I’ve spent the better part of 20 years and a small retirement plan looking for the perfect pack. At some point I was a vest guy, a chest pack guy, a backpack-chest pack combo guy, and a minimalist sporting only a lanyard. While I still use the backpack-chest pack combo at times I’ve finally found my true identity… I’m a hip pack guy! That being said I’ve spent a large amount of time searching for the perfect hip pack. While it’s no huge secret, you ultimately end up choosing a pack of any kind by deciding on what features are the most important to you vs the ones you feel you can live without. Two of the most important features to me are organization and ample space. A lot of the manufactures seem to do a good job at giving customers one of these options while ultimately falling short on the other.

Enter the Fishpond Delta Sling. I received the Delta sling as a gift from my awesome girlfriend for Christmas and had actually not seen it in person until receiving it for Christmas. Upon first inspection I have to say I was blown away by the size of this thing. While Fishpond doesn’t specify the actual size in cubic inches on their site, this thing is big. The two zippered pockets are huge and the addition of the eagles nest travel pouch in the rear compartment was a nice bonus. According to the Fishpond site a pistol can be attached to the velcro in the back compartment in place of the travel pouch. There is also a zippered compartment under the magnetic closure in the front with places to attach items on the outside and an additional zippered compartment on the outside of the magnetic closure. In addition to all of these compartments Fishpond has started to reintroduce zippered pockets on the shoulder straps of most of their packs. These pockets are super convenient for stashing tippet spools, weights, or any other items you need quick access to. Another standard feature on most of the new Fishpond packs that is also found on the Delta Sling is the integrated net slot built into the back of the pack. I carry the midsize Nomad/Fishpond net when wading and the net slot holds it perfectly. A few of the other unique features to this pack are the tippet cord attachment rings and the addition of the retractor dock on the top of the sling strap. The Delta Sling is made from Fishpond’s new fabric called cyclepond which is made from recycled commercial fishing nets, is very water resistant and has been very durable so far.

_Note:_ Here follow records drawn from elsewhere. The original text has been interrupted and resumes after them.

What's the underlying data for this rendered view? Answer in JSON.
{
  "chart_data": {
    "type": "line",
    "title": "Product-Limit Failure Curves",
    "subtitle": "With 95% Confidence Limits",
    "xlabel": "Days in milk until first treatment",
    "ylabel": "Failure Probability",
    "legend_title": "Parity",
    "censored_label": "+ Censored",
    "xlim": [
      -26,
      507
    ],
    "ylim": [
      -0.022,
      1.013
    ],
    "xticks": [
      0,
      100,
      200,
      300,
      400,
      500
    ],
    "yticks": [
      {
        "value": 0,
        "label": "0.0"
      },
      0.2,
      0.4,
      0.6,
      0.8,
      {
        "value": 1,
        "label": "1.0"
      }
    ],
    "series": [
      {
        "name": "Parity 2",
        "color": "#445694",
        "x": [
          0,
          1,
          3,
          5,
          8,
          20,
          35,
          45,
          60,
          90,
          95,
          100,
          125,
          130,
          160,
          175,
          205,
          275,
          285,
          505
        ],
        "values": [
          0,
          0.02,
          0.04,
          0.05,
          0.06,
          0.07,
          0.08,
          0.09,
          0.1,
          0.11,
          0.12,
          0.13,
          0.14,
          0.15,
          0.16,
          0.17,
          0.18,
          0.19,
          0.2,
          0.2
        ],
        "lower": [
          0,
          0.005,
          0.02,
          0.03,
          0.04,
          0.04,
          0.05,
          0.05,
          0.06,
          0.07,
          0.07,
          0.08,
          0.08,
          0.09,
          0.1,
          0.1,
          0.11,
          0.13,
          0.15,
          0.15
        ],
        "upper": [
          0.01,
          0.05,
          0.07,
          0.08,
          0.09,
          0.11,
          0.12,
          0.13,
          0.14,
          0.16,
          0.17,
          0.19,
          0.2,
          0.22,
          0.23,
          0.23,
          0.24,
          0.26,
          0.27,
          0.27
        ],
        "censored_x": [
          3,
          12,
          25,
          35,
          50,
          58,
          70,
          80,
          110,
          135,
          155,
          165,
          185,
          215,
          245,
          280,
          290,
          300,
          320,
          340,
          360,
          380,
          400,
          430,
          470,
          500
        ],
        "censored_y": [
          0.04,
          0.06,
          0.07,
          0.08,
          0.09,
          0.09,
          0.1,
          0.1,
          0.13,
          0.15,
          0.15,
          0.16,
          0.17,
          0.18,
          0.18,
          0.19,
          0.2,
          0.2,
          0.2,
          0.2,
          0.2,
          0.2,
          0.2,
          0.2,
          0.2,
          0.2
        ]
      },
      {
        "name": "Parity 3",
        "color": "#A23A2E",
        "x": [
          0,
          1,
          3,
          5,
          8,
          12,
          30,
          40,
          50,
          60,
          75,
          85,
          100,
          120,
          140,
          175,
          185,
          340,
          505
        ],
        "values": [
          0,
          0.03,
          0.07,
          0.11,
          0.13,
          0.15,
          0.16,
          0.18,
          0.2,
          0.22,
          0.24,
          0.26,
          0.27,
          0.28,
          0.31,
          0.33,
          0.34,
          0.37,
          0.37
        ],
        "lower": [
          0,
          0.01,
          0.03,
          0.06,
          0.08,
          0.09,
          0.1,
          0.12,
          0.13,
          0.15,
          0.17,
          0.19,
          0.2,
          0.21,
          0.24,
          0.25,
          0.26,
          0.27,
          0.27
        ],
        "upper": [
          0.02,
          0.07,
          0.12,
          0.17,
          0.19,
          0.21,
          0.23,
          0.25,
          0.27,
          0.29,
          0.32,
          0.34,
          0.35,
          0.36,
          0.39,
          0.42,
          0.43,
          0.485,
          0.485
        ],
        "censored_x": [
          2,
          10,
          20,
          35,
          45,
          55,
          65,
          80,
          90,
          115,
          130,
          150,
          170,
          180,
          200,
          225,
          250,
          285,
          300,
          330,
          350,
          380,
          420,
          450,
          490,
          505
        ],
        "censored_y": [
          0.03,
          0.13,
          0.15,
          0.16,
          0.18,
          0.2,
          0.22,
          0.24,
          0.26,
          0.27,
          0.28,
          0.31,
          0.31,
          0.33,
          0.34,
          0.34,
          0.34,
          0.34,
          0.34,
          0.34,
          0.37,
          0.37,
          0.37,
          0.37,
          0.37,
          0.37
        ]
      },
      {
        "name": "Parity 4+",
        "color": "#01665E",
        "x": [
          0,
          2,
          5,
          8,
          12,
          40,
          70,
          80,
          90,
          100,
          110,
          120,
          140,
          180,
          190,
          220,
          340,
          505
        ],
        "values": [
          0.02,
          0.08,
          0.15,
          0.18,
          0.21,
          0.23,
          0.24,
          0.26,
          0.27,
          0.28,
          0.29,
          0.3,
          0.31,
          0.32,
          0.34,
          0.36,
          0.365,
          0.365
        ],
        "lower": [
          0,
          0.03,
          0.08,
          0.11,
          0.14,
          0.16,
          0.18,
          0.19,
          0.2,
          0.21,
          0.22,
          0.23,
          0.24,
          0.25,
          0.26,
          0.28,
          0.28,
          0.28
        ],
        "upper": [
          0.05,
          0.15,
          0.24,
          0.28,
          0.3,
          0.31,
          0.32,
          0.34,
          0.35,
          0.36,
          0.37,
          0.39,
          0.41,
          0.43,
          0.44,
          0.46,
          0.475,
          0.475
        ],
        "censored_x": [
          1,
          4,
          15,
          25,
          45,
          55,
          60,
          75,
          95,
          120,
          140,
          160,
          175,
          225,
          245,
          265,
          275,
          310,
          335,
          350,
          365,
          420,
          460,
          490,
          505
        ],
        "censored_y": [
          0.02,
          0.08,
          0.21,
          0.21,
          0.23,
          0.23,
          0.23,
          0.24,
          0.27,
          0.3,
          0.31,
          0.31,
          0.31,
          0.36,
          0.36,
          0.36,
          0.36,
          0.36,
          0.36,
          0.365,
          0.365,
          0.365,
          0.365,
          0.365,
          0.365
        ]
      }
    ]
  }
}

After using the pack for roughly two months I have to say one of the biggest surprises was how comfortable the pack rides. While touted as a sling pack, in my opinion it actually sits and rides flat on the lower back like a true hip pack. My only complaint so far is the lack of organizational features on this pack. By my own admission I am a neat freak. I feel like each item I carry should have its own special pocket and while I know that’s just the OCD in me, I feel like Fishpond is missing out by not adding pockets for miscellaneous items. Other manufactures such as Simms have improved organization light years by incorporating velcro inside some of their packs with pockets to hold flotant, tippet, and other misc. items. The bonus of velcro is that the items can be moved around and organized by the individual angler.

All in all I feel Fishpond knocked it out of the park with the Delta Sling. I am huge fan of Fishpond products in general and I think they are at the forefront when it comes to innovation. While I’ve only had a small amount of time on the water with the Delta Sling I hope this helps some of you who are in the market for a new hip/sling pack.